Но что же дальше? Тут всех любителей стройных теорий, принимающих ближайшие, видимые причины за главные, ждет глубокое разочарование.

«Хорошо! — пишет далее А. С. Хомяков. — Да что же нам делать с сельскими протоколами, отысканными Языковым, с документами, открытыми Строевым? (Не путать с бывшим губернатором Орловщины, — А. Г.) Это не подделка, не выдумка, это не догадка систематиков; это факты ясные, неоспариваемые. Были же грамотность и организация в селах: от нее остатки в сходках и мирских приговорах, которых не могли уничтожить ни власть помещика, ни власть казенных начальств. Что делать нам с явными свидетельствами о городском порядке, о распределении должностей между гражданами, о заведениях, которых цель была облегчать, сколько возможно, низшим доступ к высшим судилищам? Что делать с судом присяжных, который существовал бессомненно в Северной и Средней России, или с судом словесным, публичным, который и существовал везде, и сохранился в названии <совестного> суда, по форме прекрасного, но неполного учреждения? Что делать с песнями, в которых воспевается быт крестьянский?

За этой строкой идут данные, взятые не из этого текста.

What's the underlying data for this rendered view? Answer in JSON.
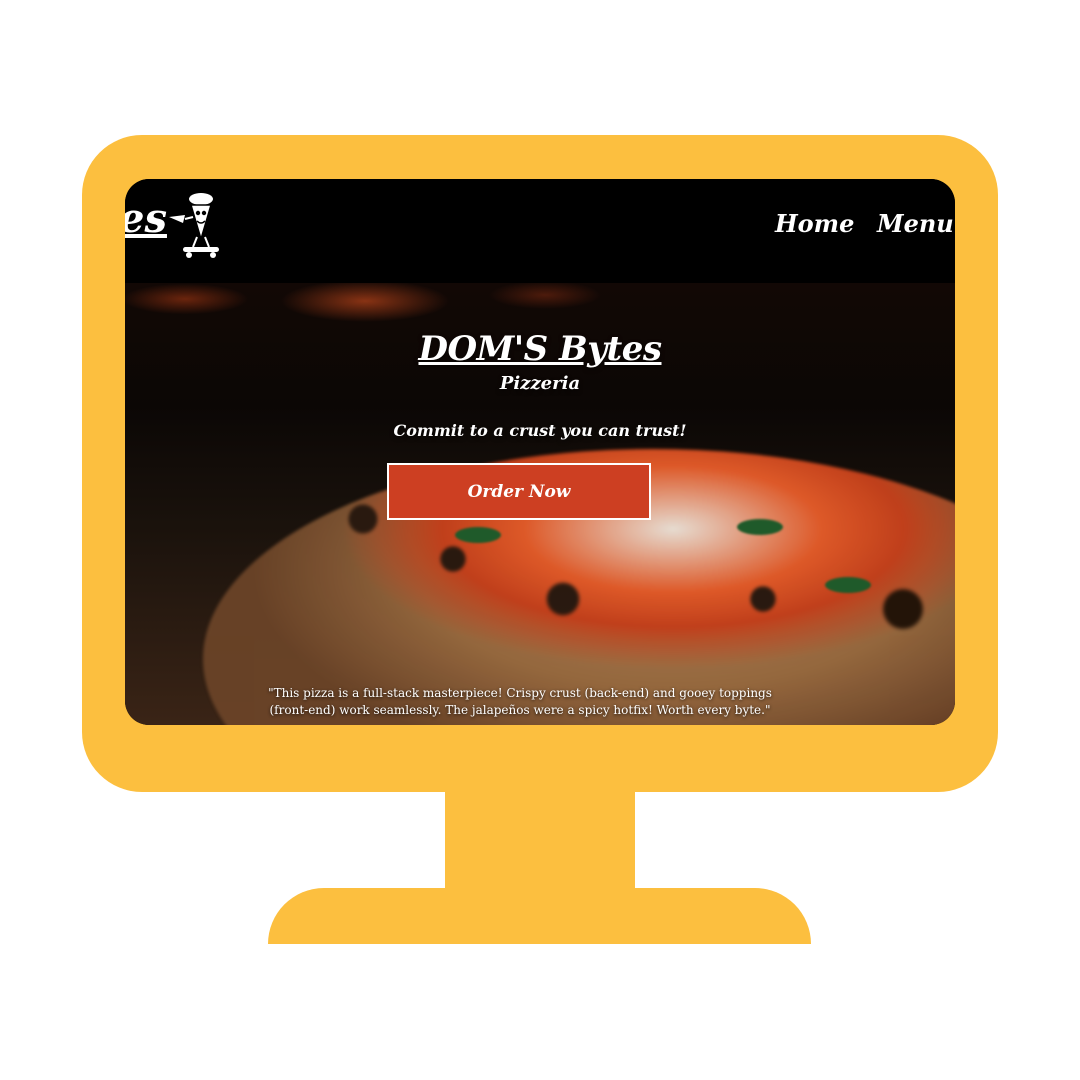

Этих песен теперь не выдумали русские крестьяне. Что делать с отсутствием крепостного права, если только можно назвать правом такое наглое нарушение всех прав? Что с равенством, почти совершенным, всех сословий, в которых люди могли переходить все степени службы государственной и достигать высших званий и почестей? Мы этому имеем множество доказательств, и даже самые злые враги древности русской должны ей отдать в сем отношении преимущество перед народами западными.

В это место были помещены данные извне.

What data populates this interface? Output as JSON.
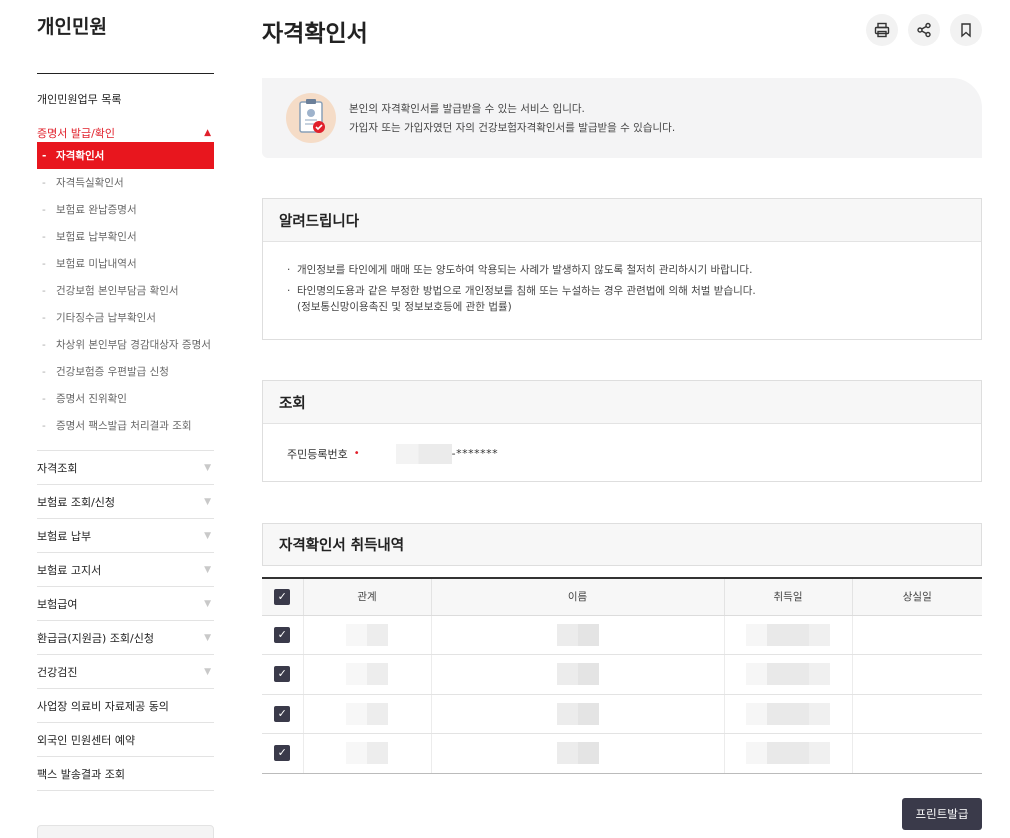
{
  "sidebar": {
    "title": "개인민원",
    "top_item": "개인민원업무 목록",
    "active_group": "증명서 발급/확인",
    "sub_items": [
      "자격확인서",
      "자격득실확인서",
      "보험료 완납증명서",
      "보험료 납부확인서",
      "보험료 미납내역서",
      "건강보험 본인부담금 확인서",
      "기타징수금 납부확인서",
      "차상위 본인부담 경감대상자 증명서",
      "건강보험증 우편발급 신청",
      "증명서 진위확인",
      "증명서 팩스발급 처리결과 조회"
    ],
    "groups": [
      {
        "label": "자격조회",
        "has_arrow": true
      },
      {
        "label": "보험료 조회/신청",
        "has_arrow": true
      },
      {
        "label": "보험료 납부",
        "has_arrow": true
      },
      {
        "label": "보험료 고지서",
        "has_arrow": true
      },
      {
        "label": "보험급여",
        "has_arrow": true
      },
      {
        "label": "환급금(지원금) 조회/신청",
        "has_arrow": true
      },
      {
        "label": "건강검진",
        "has_arrow": true
      },
      {
        "label": "사업장 의료비 자료제공 동의",
        "has_arrow": false
      },
      {
        "label": "외국인 민원센터 예약",
        "has_arrow": false
      },
      {
        "label": "팩스 발송결과 조회",
        "has_arrow": false
      }
    ]
  },
  "page": {
    "title": "자격확인서",
    "tools": [
      "print-icon",
      "share-icon",
      "bookmark-icon"
    ]
  },
  "intro": {
    "line1": "본인의 자격확인서를 발급받을 수 있는 서비스 입니다.",
    "line2": "가입자 또는 가입자였던 자의 건강보험자격확인서를 발급받을 수 있습니다."
  },
  "notice": {
    "title": "알려드립니다",
    "item1": "개인정보를 타인에게 매매 또는 양도하여 악용되는 사례가 발생하지 않도록 철저히 관리하시기 바랍니다.",
    "item2": "타인명의도용과 같은 부정한 방법으로 개인정보를 침해 또는 누설하는 경우 관련법에 의해 처벌 받습니다.",
    "item2_sub": "(정보통신망이용촉진 및 정보보호등에 관한 법률)"
  },
  "query": {
    "title": "조회",
    "label": "주민등록번호",
    "required_mark": "•",
    "masked_tail": "-*******"
  },
  "history": {
    "title": "자격확인서 취득내역",
    "columns": [
      "관계",
      "이름",
      "취득일",
      "상실일"
    ],
    "rows": [
      {
        "checked": true
      },
      {
        "checked": true
      },
      {
        "checked": true
      },
      {
        "checked": true
      }
    ]
  },
  "actions": {
    "print_label": "프린트발급"
  },
  "colors": {
    "accent": "#e8161e",
    "dark_button": "#3a3a4a"
  }
}
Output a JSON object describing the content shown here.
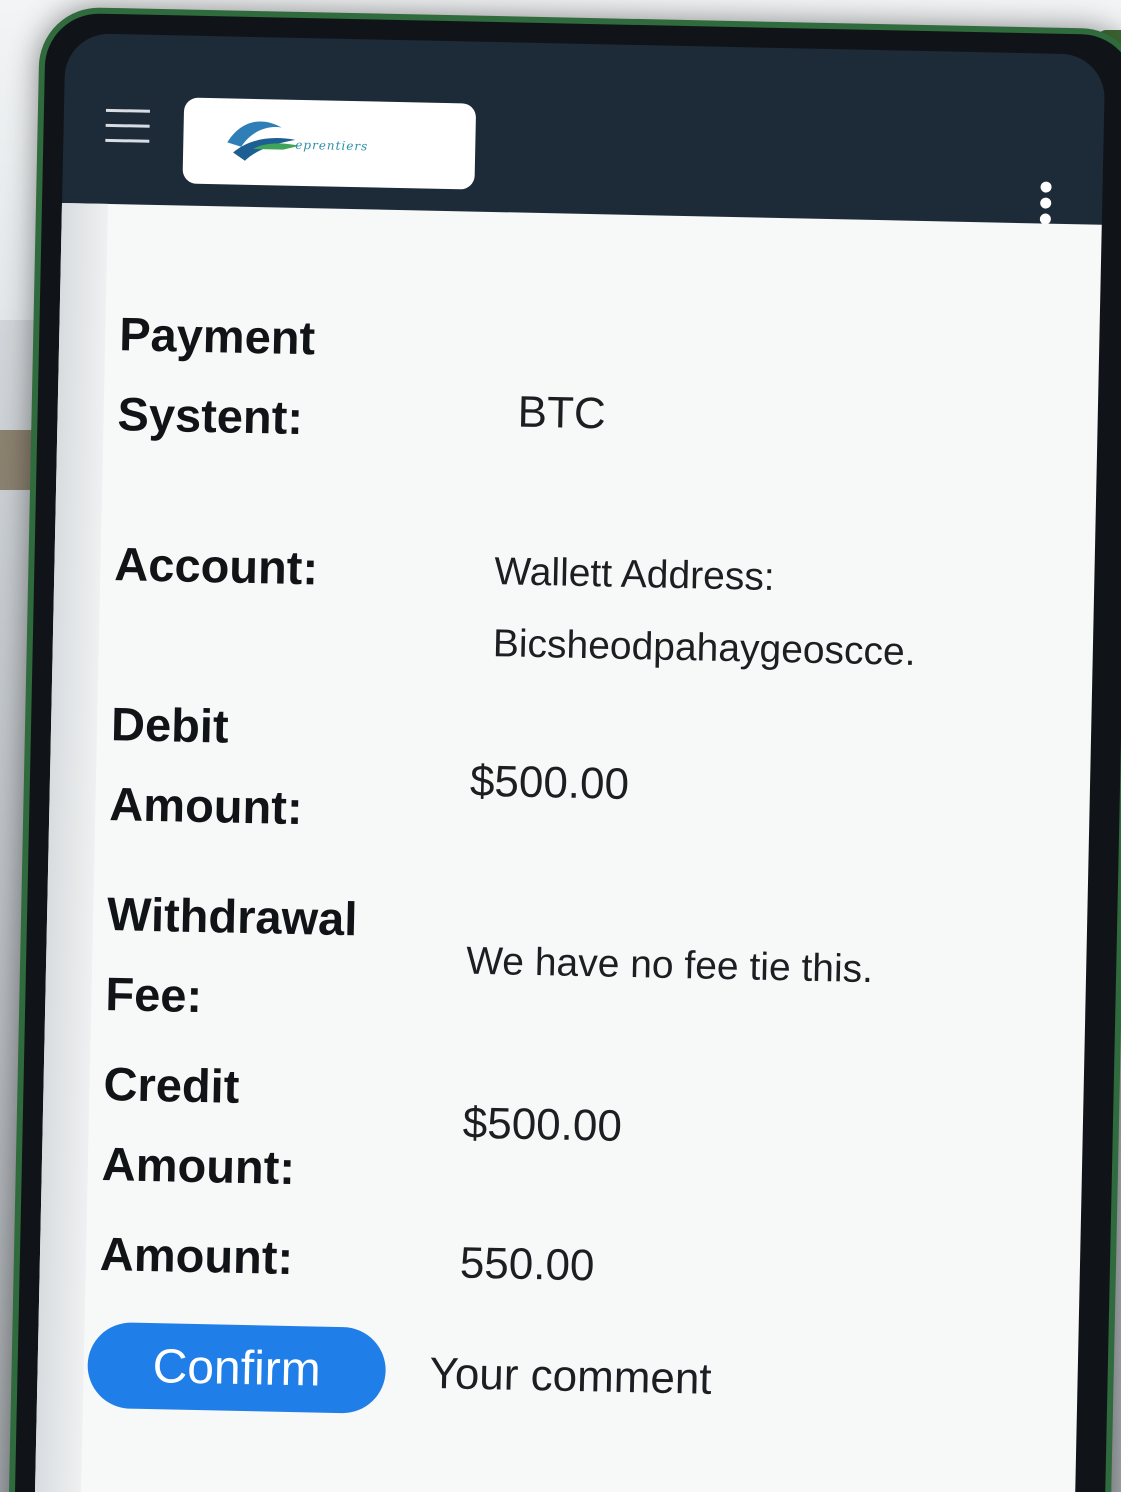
{
  "header": {
    "menu_icon": "hamburger-icon",
    "logo_text": "eprentiers",
    "overflow_icon": "kebab-menu-icon"
  },
  "form": {
    "payment_system": {
      "label_line1": "Payment",
      "label_line2": "Systent:",
      "value": "BTC"
    },
    "account": {
      "label": "Account:",
      "value_line1": "Wallett Address:",
      "value_line2": "Bicsheodpahaygeoscce."
    },
    "debit_amount": {
      "label_line1": "Debit",
      "label_line2": "Amount:",
      "value": "$500.00"
    },
    "withdrawal_fee": {
      "label_line1": "Withdrawal",
      "label_line2": "Fee:",
      "value": "We have no fee tie this."
    },
    "credit_amount": {
      "label_line1": "Credit",
      "label_line2": "Amount:",
      "value": "$500.00"
    },
    "amount": {
      "label": "Amount:",
      "value": "550.00"
    }
  },
  "actions": {
    "confirm_label": "Confirm",
    "comment_placeholder": "Your comment"
  },
  "colors": {
    "topbar": "#1d2a38",
    "confirm_button": "#1f7ee8",
    "phone_frame": "#2f6b3c"
  }
}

Власть представляет нам явные доказательства своего существования в распространении России, восторжествовавшей над столькими и столь сильными врагами, а дружба власти с народом запечатлена в старом обычае, сохранившемся при царе Алексее Михайловиче, собирать депутатов всех сословий для обсуждения важнейших вопросов государственных.

Наконец, свобода чистой и просвещенной церкви является в целом ряде святителей, которых могущее слово более способствовало к созданию царства, чем ум и хитрость государей, — в уважении не только русских, но и иноземцев к начальникам нашего духовенства, в богатстве библиотек патриаршеских и митрополических, в книгах духовных, в спорах богословских, в письмах Иоанна, и особенно в отпоре, данном нашей церковью церкви Римской.

После этого, что же думать нам об старой Руси? Два воззрения, совершенно противоположные одинаково оправдываются и одинаково опровергаются фактами неоспоримыми, и никакая система, никакое искусственное воссоздание древности не соответствует памятникам и не объясняет в полноте их всестороннего смысла. Нам непозволительно было бы оставить вопрос неразрешенным тогда, когда настоящее так ясно представляется нам в виде переходного момента и когда направление будущего почти вполне зависит от понятия нашего о прошедшем» (конец цитаты).

И сегодня мы, кажется, опять переживаем тот самый «переходный момент». Одно это уже заставляет присмотреться к «непризнанным теориям», к Хомякову и его последователям. Время-то опять «славянофильствует», как писал в начале Первой мировой войны другой русский мыслитель В. Эрн. На Донбассе и в Крыму — уж точно!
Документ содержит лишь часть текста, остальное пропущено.